We had finally arrived at our stop that we thought we were staying at for a few days but the conditions at Camping Amazigh were fairly dire. With a double whammy of low voltage and a 5A breaker for our connection, we were constantly only able to run 1 thing at a time. It was choosing between heating OR cooking on our electric plate OR charging the vehicle battery OR charging 1 laptop. When I said it was dire, it was! Now I know you’re going to ask the next question: so what about your gas? You can run the stove and heating on it. Ah well, now here’s the complication. We have an refillable LPG system that is perfect everywhere in the world, cheap to run and efficient, except where there are no LPG re-filling stations……like Morocco. So we are eking it out and trying to do that when it’s -4degC outside and heating is an absolute must, then the only way to do it is on electric. See the problem?

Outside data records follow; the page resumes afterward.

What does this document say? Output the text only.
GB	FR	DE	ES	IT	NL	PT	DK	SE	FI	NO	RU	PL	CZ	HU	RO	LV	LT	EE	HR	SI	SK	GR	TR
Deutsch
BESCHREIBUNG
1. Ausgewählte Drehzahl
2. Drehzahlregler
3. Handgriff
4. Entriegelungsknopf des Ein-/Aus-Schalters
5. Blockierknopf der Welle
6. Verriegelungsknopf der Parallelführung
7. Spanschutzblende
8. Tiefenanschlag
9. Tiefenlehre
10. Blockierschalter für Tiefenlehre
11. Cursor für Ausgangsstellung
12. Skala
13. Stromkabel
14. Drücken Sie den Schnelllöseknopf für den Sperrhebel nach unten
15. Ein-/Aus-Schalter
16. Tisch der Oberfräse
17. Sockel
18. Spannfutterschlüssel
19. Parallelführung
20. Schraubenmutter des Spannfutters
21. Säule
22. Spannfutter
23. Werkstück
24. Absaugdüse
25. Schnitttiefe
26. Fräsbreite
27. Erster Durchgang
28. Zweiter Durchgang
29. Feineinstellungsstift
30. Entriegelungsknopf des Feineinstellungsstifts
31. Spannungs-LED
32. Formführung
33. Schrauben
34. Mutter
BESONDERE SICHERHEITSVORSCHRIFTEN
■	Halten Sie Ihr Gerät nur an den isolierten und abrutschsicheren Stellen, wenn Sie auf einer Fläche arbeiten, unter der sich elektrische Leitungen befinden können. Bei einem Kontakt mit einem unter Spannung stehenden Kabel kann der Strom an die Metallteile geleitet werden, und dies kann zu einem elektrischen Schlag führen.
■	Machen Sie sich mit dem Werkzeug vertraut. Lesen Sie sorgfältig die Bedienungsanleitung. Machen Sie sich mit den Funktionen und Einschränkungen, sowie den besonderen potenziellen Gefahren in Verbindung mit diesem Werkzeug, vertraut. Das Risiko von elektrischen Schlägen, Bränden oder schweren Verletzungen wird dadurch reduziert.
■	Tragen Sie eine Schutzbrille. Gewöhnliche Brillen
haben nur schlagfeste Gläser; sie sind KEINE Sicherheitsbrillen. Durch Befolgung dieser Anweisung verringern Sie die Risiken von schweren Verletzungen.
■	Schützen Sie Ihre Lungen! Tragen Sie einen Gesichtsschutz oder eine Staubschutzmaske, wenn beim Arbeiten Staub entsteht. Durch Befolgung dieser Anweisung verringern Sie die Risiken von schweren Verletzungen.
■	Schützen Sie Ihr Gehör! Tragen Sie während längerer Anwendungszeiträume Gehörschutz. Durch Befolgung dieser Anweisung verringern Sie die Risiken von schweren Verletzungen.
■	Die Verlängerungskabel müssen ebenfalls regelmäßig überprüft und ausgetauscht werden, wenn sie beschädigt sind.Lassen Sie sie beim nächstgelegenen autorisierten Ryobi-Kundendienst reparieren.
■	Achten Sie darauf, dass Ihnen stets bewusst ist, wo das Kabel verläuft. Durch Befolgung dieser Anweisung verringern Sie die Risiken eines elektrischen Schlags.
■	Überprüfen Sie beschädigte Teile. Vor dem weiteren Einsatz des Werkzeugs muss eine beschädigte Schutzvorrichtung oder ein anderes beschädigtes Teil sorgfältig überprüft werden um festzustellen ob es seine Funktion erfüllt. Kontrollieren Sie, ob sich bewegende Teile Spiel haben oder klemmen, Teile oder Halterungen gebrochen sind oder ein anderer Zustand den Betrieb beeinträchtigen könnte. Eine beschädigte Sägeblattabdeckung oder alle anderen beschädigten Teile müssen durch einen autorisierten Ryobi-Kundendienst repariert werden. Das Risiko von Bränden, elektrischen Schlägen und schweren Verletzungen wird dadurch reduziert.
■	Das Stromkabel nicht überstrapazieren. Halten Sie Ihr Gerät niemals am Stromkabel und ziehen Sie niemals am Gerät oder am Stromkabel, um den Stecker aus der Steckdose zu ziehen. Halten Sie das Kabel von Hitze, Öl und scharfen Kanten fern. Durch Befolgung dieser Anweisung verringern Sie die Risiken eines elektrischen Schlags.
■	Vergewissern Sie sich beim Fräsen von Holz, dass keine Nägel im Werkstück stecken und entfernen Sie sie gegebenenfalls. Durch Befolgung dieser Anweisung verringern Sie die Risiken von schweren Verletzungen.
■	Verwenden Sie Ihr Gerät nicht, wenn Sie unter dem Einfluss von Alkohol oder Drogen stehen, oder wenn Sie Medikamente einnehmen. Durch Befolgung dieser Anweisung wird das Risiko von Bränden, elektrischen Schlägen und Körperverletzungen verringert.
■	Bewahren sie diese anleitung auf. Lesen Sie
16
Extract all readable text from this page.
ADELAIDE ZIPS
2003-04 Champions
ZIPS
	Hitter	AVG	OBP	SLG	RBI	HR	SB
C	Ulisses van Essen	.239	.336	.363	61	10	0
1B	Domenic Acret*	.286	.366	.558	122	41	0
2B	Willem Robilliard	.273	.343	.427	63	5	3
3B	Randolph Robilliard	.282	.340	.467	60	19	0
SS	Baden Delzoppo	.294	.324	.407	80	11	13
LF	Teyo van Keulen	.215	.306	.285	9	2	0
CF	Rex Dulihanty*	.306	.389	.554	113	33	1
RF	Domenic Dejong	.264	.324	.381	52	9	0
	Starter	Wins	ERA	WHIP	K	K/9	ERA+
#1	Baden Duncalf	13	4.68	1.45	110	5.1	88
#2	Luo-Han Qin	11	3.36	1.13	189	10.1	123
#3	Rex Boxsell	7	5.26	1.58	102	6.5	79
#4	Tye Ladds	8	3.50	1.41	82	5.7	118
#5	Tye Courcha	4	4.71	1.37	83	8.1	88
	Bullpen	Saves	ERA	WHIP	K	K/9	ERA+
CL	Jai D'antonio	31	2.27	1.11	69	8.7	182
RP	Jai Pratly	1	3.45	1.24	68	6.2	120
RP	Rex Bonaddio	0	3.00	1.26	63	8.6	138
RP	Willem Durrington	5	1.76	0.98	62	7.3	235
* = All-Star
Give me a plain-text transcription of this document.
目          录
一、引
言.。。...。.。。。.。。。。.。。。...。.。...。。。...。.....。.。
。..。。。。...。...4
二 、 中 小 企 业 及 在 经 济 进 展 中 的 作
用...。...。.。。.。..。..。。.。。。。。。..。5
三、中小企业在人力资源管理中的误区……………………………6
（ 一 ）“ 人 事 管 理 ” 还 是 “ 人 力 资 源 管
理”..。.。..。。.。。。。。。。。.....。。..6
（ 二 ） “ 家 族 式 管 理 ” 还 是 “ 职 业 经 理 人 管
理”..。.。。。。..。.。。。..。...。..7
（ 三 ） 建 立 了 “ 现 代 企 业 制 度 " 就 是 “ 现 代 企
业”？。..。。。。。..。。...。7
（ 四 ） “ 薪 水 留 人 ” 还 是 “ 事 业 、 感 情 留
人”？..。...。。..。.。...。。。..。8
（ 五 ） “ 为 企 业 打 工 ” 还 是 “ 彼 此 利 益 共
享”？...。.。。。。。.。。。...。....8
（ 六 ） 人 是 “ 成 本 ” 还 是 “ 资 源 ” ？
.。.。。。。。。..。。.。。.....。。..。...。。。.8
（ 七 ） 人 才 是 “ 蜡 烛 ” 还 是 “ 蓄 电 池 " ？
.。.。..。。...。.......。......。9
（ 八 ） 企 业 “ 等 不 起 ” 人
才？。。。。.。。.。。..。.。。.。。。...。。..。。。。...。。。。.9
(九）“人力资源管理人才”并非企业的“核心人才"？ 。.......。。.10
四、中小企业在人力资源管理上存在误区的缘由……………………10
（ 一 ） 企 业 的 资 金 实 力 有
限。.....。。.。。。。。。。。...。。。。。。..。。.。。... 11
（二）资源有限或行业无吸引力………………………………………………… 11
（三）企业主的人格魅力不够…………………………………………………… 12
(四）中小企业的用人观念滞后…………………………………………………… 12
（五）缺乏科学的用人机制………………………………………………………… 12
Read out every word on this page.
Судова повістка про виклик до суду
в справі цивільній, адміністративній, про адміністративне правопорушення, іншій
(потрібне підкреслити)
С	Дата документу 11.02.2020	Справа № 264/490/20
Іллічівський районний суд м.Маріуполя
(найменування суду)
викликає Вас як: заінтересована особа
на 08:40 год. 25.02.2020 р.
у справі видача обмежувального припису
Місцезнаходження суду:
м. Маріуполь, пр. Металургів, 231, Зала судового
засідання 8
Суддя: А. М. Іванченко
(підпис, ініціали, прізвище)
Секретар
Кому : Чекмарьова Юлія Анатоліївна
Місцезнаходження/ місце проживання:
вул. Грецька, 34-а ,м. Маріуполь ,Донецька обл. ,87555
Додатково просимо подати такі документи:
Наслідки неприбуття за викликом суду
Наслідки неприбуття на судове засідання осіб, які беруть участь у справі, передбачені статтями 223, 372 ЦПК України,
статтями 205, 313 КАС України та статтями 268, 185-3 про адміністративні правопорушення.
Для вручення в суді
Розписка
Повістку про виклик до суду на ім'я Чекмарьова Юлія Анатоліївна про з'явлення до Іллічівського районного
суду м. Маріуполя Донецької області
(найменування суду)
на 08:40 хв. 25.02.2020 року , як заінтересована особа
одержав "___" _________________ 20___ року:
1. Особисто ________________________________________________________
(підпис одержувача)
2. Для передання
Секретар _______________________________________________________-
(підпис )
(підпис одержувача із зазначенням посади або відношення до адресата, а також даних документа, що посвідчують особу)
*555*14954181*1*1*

OMG there’s another Brit on the site! Through the drizzle that has set in, we spotted Andy & Sam with their 2 children, James & Lucia (and their gorgeous Border Collie, Pepper) on the site and went over to introduce ourselves and invite them over for coffee. Wewere really keen to have a chat with them as they were on the opposite journey to us and coming up from the south. But the weather had closed in and was now really raining, so we missed the opportunity. But it wasn’t to be for very long.
We tucked ourselves up in bed, thermals and socks on (it’s a really sexy look, you know!!), hot water bottle toasting our toes, hands wrapped around our hot cups of coffee and spent the rest of the evening quietly reading and waiting for the next morning for when we could change camps.